Submitted to: Soil and Water Conservation Society
Publication Type: Book / Chapter
Publication Acceptance Date: July 1, 2008
Publication Date: February 10, 2010
Citation: Herrera, J., Delgado, J.A. 2010. Integrated nitrogen management. Soil and Water Conservation Society. p. 94-127. In Delgado, J.A. and R.F. Follett (eds). Advances in Nitrogen Management for Water Quality. SWCS, Ankeny, IA.
Interpretive Summary: The physiological process of linking the supply of N (N fertilization) with the demand of N that will ultimately determine the extent of the previous effects is N uptake. The form of N (NO3 and NH4) absorbed has a significant effect on the physiological mechanisms of uptake, transport, assimilation, and storage of N and, in some crops, on the functioning and architecture of the crop. In addition, certain forms of N can increase or prevent certain pathways for N loss. NO3-N is the form of N most susceptible to losses from the rooting zone. Guaranteeing a mixed N supply can minimize N losses and increase crop productivity. A mixed N supply can be achieved to a certain extent by deciding the N source and the method of application. Although there are a high number of options for N mineral fertilizers, the sources that are currently used are very few and are mainly influenced by cost of production, storage, and application.

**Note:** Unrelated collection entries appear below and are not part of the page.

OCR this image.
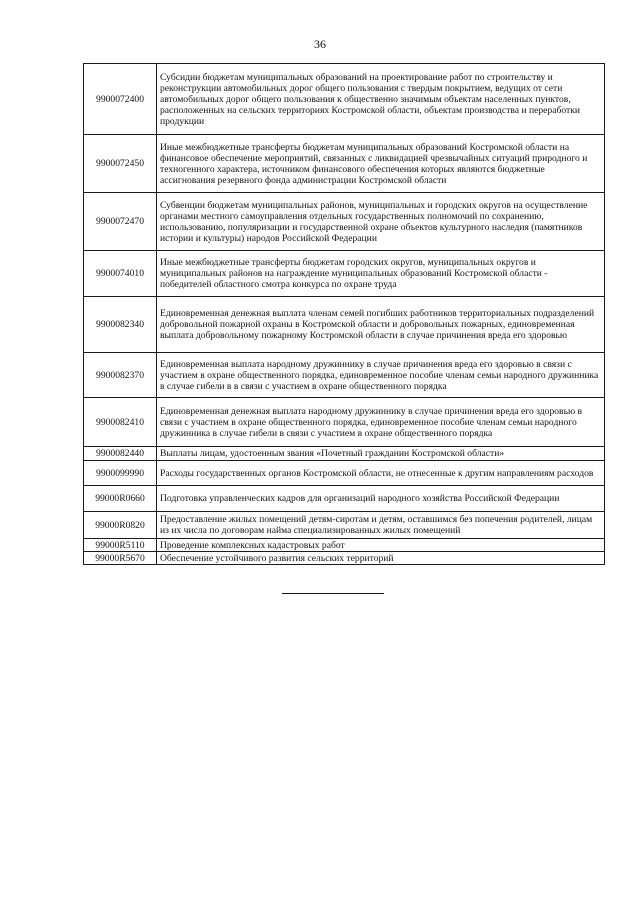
36
9900072400	Субсидии бюджетам муниципальных образований на проектирование работ по строительству и реконструкции автомобильных дорог общего пользования с твердым покрытием, ведущих от сети автомобильных дорог общего пользования к общественно значимым объектам населенных пунктов, расположенных на сельских территориях Костромской области, объектам производства и переработки продукции
9900072450	Иные межбюджетные трансферты бюджетам муниципальных образований Костромской области на финансовое обеспечение мероприятий, связанных с ликвидацией чрезвычайных ситуаций природного и техногенного характера, источником финансового обеспечения которых являются бюджетные ассигнования резервного фонда администрации Костромской области
9900072470	Субвенции бюджетам муниципальных районов, муниципальных и городских округов на осуществление органами местного самоуправления отдельных государственных полномочий по сохранению, использованию, популяризации и государственной охране объектов культурного наследия (памятников истории и культуры) народов Российской Федерации
9900074010	Иные межбюджетные трансферты бюджетам городских округов, муниципальных округов и муниципальных районов на награждение муниципальных образований Костромской области - победителей областного смотра конкурса по охране труда
9900082340	Единовременная денежная выплата членам семей погибших работников территориальных подразделений добровольной пожарной охраны в Костромской области и добровольных пожарных, единовременная выплата добровольному пожарному Костромской области в случае причинения вреда его здоровью
9900082370	Единовременная выплата народному дружиннику в случае причинения вреда его здоровью в связи с участием в охране общественного порядка, единовременное пособие членам семьи народного дружинника в случае гибели в в связи с участием в охране общественного порядка
9900082410	Единовременная денежная выплата народному дружиннику в случае причинения вреда его здоровью в связи с участием в охране общественного порядка, единовременное пособие членам семьи народного дружинника в случае гибели в связи с участием в охране общественного порядка
9900082440	Выплаты лицам, удостоенным звания «Почетный гражданин Костромской области»
9900099990	Расходы государственных органов Костромской области, не отнесенные к другим направлениям расходов
99000R0660	Подготовка управленческих кадров для организаций народного хозяйства Российской Федерации
99000R0820	Предоставление жилых помещений детям-сиротам и детям, оставшимся без попечения родителей, лицам из их числа по договорам найма специализированных жилых помещений
99000R5110	Проведение комплексных кадастровых работ
99000R5670	Обеспечение устойчивого развития сельских территорий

Therefore, the efficiency of the application at the farm level is usually last in the list of priorities that influences the selection of a certain product. Slow N release fertilizers offer a good option for increasing N use efficiency, but the current costs of these materials prohibits their use on most farms growing row crops. Both N source and the growth stage of the crop determine the methods that are suitable for applying N. Although, these two factors restrict the scope of methods to use in the application of N, there are still a good number of options that orientate the kind of transformations at which the N source will be exposed.

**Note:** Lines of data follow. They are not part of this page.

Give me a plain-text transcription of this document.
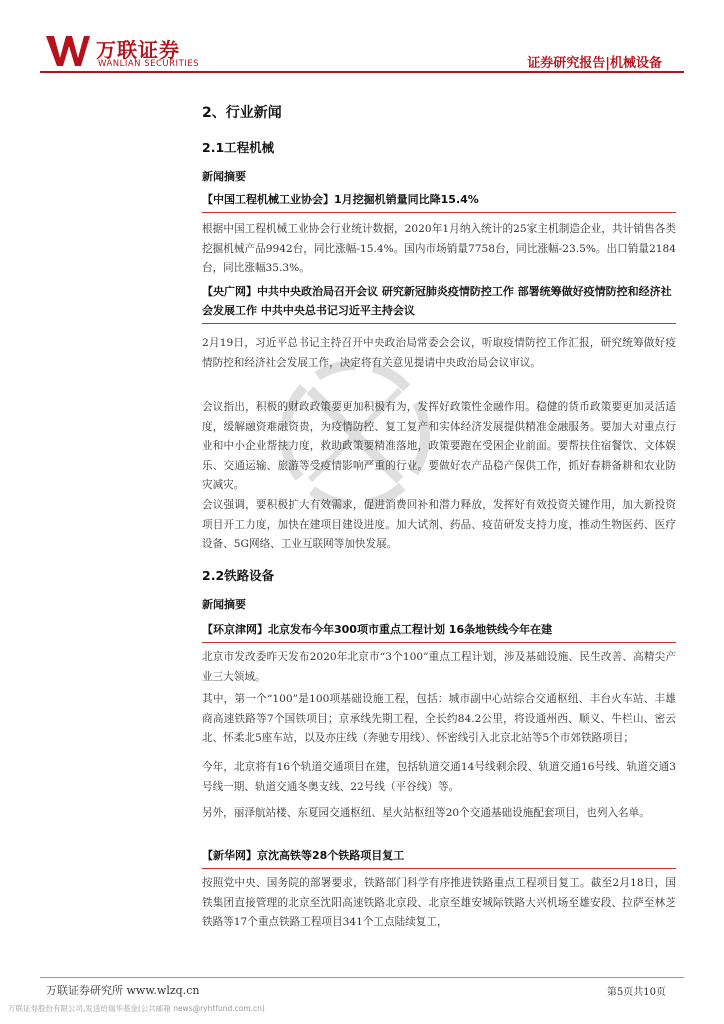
万联证券
WANLIAN SECURITIES	证券研究报告|机械设备
2、行业新闻
2.1工程机械
新闻摘要
【中国工程机械工业协会】1月挖掘机销量同比降15.4%
根据中国工程机械工业协会行业统计数据，2020年1月纳入统计的25家主机制造企业，共计销售各类挖掘机械产品9942台，同比涨幅-15.4%。国内市场销量7758台，同比涨幅-23.5%。出口销量2184台，同比涨幅35.3%。
【央广网】中共中央政治局召开会议 研究新冠肺炎疫情防控工作 部署统筹做好疫情防控和经济社会发展工作 中共中央总书记习近平主持会议
2月19日，习近平总书记主持召开中央政治局常委会会议，听取疫情防控工作汇报，研究统筹做好疫情防控和经济社会发展工作，决定将有关意见提请中央政治局会议审议。
会议指出，积极的财政政策要更加积极有为，发挥好政策性金融作用。稳健的货币政策要更加灵活适度，缓解融资难融资贵，为疫情防控、复工复产和实体经济发展提供精准金融服务。要加大对重点行业和中小企业帮扶力度，救助政策要精准落地，政策要跑在受困企业前面。要帮扶住宿餐饮、文体娱乐、交通运输、旅游等受疫情影响严重的行业。要做好农产品稳产保供工作，抓好春耕备耕和农业防灾减灾。
会议强调，要积极扩大有效需求，促进消费回补和潜力释放，发挥好有效投资关键作用，加大新投资项目开工力度，加快在建项目建设进度。加大试剂、药品、疫苗研发支持力度，推动生物医药、医疗设备、5G网络、工业互联网等加快发展。
2.2铁路设备
新闻摘要
【环京津网】北京发布今年300项市重点工程计划 16条地铁线今年在建
北京市发改委昨天发布2020年北京市“3个100”重点工程计划，涉及基础设施、民生改善、高精尖产业三大领域。
其中，第一个“100”是100项基础设施工程，包括：城市副中心站综合交通枢纽、丰台火车站、丰雄商高速铁路等7个国铁项目；京承线先期工程，全长约84.2公里，将设通州西、顺义、牛栏山、密云北、怀柔北5座车站，以及亦庄线（奔驰专用线）、怀密线引入北京北站等5个市郊铁路项目；
今年，北京将有16个轨道交通项目在建，包括轨道交通14号线剩余段、轨道交通16号线、轨道交通3号线一期、轨道交通冬奥支线、22号线（平谷线）等。
另外，丽泽航站楼、东夏园交通枢纽、星火站枢纽等20个交通基础设施配套项目，也列入名单。
【新华网】京沈高铁等28个铁路项目复工
按照党中央、国务院的部署要求，铁路部门科学有序推进铁路重点工程项目复工。截至2月18日，国铁集团直接管理的北京至沈阳高速铁路北京段、北京至雄安城际铁路大兴机场至雄安段、拉萨至林芝铁路等17个重点铁路工程项目341个工点陆续复工，
万联证券研究所 www.wlzq.cn	第5页共10页
万联证券股份有限公司,发送给瑞华基金(公共邮箱 news@ryhtfund.com.cn)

The great success associated to Rhizobium inoculation in leguminous crops has interested researchers in the use of other microorganisms in crop production. Although the use of other inoculums is lower than Rhizobium, significant progress has been made to try to integrate the management of microorganisms, such as Azospirillum, Micorrhiza, and others, into the agronomical management of fields. Finally, the need to account for numerous variables of very different natures and to consider effects at different scales (e.g. at the farm for environmental efficiency and at the regional level for global food security) makes developments in information technology promising tools to orientate and guide N management research and decisions.

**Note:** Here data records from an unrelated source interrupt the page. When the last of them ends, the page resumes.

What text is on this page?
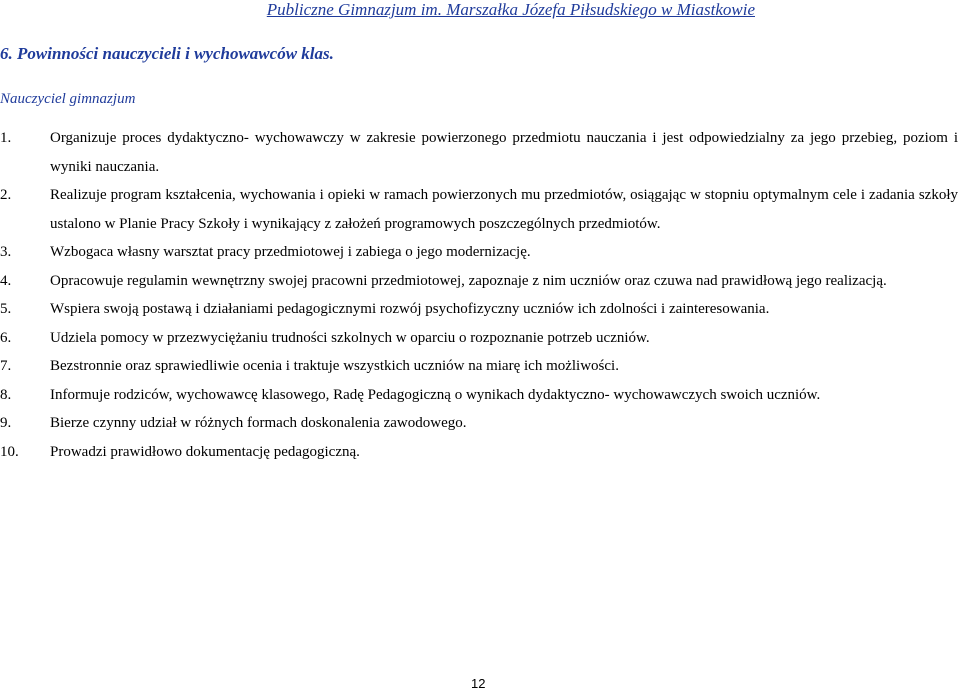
Publiczne Gimnazjum im. Marszałka Józefa Piłsudskiego w Miastkowie
6. Powinności nauczycieli i wychowawców klas.
Nauczyciel gimnazjum
1.	Organizuje proces dydaktyczno- wychowawczy w zakresie powierzonego przedmiotu nauczania i jest odpowiedzialny za jego przebieg, poziom i wyniki nauczania.
2.	Realizuje program kształcenia, wychowania i opieki w ramach powierzonych mu przedmiotów, osiągając w stopniu optymalnym cele i zadania szkoły ustalono w Planie Pracy Szkoły i wynikający z założeń programowych poszczególnych przedmiotów.
3.	Wzbogaca własny warsztat pracy przedmiotowej i zabiega o jego modernizację.
4.	Opracowuje regulamin wewnętrzny swojej pracowni przedmiotowej, zapoznaje z nim uczniów oraz czuwa nad prawidłową jego realizacją.
5.	Wspiera swoją postawą i działaniami pedagogicznymi rozwój psychofizyczny uczniów ich zdolności i zainteresowania.
6.	Udziela pomocy w przezwyciężaniu trudności szkolnych w oparciu o rozpoznanie potrzeb uczniów.
7.	Bezstronnie oraz sprawiedliwie ocenia i traktuje wszystkich uczniów na miarę ich możliwości.
8.	Informuje rodziców, wychowawcę klasowego, Radę Pedagogiczną o wynikach dydaktyczno- wychowawczych swoich uczniów.
9.	Bierze czynny udział w różnych formach doskonalenia zawodowego.
10. Prowadzi prawidłowo dokumentację pedagogiczną.
12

N fertilization is necessary to support desired production levels on most farms in the world. The achievement of minimum production levels associated with N fertilization is necessary to guarantee global food production. In addition, the efficient use of N is a fundamental agronomic goal to maximize yield potential, while minimizing negative effects of N on the environment. However, the most efficient use of N fertilizers (as other resources) occurs while yield increases linearly as a function of applied N fertilizer. It thus seems impossible to maximize total production and efficiency because there is a fundamental trade-off between them. This introduces an important dilemma in the discussion of the future needs of global food production: whether it is more environmentally sustainable to attempt to maximize resource use efficiency or total production. An argument for the former is that losses and damage to the global environment are likely to be lower, however conversely more land area has to be used to meet the demand for food, since production would be below its potential maximum level (de Wit, 1992; Zoebl, 1996). Improved crop productivity from N fertilization can result from increases in yield and/or improvements in quality factors. However, the complexity associated to the cycle of N in the environment and the uptake and use of N by the crop makes N fertilizer management complex and uncertain. Almost every agronomic practice has an effect on N nutrition. Therefore, any N management strategy should consider agronomical goals and integration into the whole field management.